Step 2: Simmer the Saucy Black Beans

While the grits cook, in a small saucepan, combine the remaining ¾ cup broth/water, drained black beans, and cayenne. Simmer over low heat for 5–7 minutes, stirring occasionally, until the beans are heated through and the mixture forms a smooth, saucy consistency.

Season with salt to taste. For depth, stir in ¼ teaspoon ground cumin or smoked paprika (or 1 diced jalapeño, as per reader adaptations). Add broth/water by the tablespoon if the sauce needs thinning.

Step 3: Assemble the Dish

Spoon the creamy grits into four warmed bowls.

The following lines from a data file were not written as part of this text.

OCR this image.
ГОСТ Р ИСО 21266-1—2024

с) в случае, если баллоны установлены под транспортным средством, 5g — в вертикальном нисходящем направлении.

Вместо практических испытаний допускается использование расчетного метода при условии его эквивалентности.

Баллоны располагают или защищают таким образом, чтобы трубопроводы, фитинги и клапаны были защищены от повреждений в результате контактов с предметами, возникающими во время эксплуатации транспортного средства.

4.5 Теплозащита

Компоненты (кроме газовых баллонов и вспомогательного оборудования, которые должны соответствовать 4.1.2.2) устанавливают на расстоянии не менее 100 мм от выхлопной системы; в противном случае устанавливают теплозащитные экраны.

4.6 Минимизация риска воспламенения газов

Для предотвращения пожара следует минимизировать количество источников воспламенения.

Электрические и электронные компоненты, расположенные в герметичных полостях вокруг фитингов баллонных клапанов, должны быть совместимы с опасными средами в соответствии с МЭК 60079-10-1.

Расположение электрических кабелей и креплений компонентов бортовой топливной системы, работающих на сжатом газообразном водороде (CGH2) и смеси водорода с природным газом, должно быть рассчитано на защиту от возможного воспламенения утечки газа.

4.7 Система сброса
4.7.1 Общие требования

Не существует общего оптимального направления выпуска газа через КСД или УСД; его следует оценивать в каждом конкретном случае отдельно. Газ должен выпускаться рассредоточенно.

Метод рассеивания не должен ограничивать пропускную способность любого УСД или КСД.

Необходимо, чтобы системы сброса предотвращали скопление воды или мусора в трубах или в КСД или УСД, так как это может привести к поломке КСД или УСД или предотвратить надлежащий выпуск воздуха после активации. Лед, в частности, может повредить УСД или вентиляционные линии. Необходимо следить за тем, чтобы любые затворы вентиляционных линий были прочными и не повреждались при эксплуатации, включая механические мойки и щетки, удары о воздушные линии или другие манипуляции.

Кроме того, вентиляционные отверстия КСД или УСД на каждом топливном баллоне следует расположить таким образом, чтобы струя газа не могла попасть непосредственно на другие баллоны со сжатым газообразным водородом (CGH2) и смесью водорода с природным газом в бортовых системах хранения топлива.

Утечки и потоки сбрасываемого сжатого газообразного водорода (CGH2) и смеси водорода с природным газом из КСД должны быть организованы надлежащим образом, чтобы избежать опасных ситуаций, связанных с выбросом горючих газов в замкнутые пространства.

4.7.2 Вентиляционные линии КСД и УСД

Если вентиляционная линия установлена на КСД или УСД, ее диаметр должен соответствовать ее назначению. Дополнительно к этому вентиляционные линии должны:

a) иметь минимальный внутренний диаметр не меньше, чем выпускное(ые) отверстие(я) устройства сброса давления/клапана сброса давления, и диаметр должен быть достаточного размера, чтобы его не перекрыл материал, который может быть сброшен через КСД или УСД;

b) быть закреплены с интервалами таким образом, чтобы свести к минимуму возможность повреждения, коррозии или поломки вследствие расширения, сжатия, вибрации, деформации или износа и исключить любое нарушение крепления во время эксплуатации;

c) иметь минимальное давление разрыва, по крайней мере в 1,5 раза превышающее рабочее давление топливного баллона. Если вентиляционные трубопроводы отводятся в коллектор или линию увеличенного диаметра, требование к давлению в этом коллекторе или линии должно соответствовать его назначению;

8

Top each serving with a generous portion of the saucy black beans. Add the chopped avocado (tossed with lime juice), thinly sliced radish, and scallions (including the green parts for brightness).

Step 4: Garnish & Serve

Finely grate extra cheese over the top for a final flourish. Serve immediately while hot, with hot sauce and lime wedges on the side for optional spice and brightness.

Reader Reviews & Adaptations

  • “For two hungry people, use 400g (half a can) of beans—perfect portions! This dish satisfies Tex-Mex cravings even in rural Germany.”

  • “Added diced jalapeño, cumin, and garlic powder to the beans; marinated radishes in lime juice. Leftovers shine with diced tomatoes instead of avocado.”

  • “Swapped cayenne for smoked paprika for subtlety—let the natural flavors (not heat) take center stage.”

  • “Incorporated bacon, onion, chipotle, garlic, cumin, and chili powder into the beans. The grits were divine, no extra toppings needed.”

  • “Cooked black beans in an Instant Pot (30 minutes, natural release) with Better than Bouillon. Next time, double the bean-to-grits ratio!”

Chef’s Pro Tips

  • Prevent grits clumping: Gradually add grits to simmering liquid while whisking constantly.

  • Enhance beans: Sauté 1 minced garlic clove and ½ diced onion in a pan before adding to the bean mixture for depth.

  • Avocado freshness: Toss chopped avocado with lime juice to slow oxidation and brighten flavor.

Enjoy this versatile dish—ideal for a cozy weeknight meal or a weekend breakfast with a Tex-Mex twist!